Benchmarking Illumina-only and Illumina-PacBio Hybrid Assemblies with the Arabidopsis thaliana Reference Genome

Assembling short reads into high quality genome sequences remains a challenge. The choice of an optimal combination of assembler and sequencing data is crucial, as these differ greatly in performance and final output. It also remains largely unclear how to best compare and assess the quality of genome assemblies. Here, we benchmark different strategies using the high-quality Columbia (Col-0) reference genome of the model plant Arabidopsis thaliana.
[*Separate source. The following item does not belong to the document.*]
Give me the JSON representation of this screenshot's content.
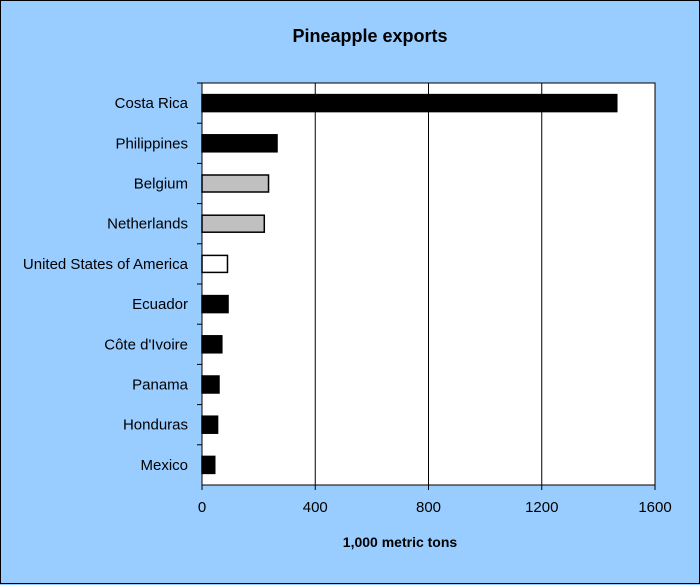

In the reference, the ten chromosome arms comprise individual contigs of together about 120 Mb, separated by non-assembled centromeres of about 30 Mb. We generated Illumina paired-end plus medium-size (7 kb) and long (40 kb) jumping mate-pair reads as well as 1.5 kb PacBio reads from the A. thaliana reference strain Col-0. We applied five different assemblers to produce scaffolds from different combinations of Illumina reads. We attempted to close remaining gaps with PacBio reads. Contiguity- and reference-based criteria were used to assess the quality of each assembly strategy. Despite their high per-base error rates, PacBio reads substantially improved assemblies by filling scaffold gaps. We also show how features such as GC-content, repetitiveness, and sequencing depth-of-coverage affect local assembly quality. Using objective criteria, we provide insights into cost-efficient assembly strategies for medium-size genomes. ALLPATHS-LG benefitted most from long distance mate-pair reads and is recommended for the assembly of A. thaliana size genomes from short reads.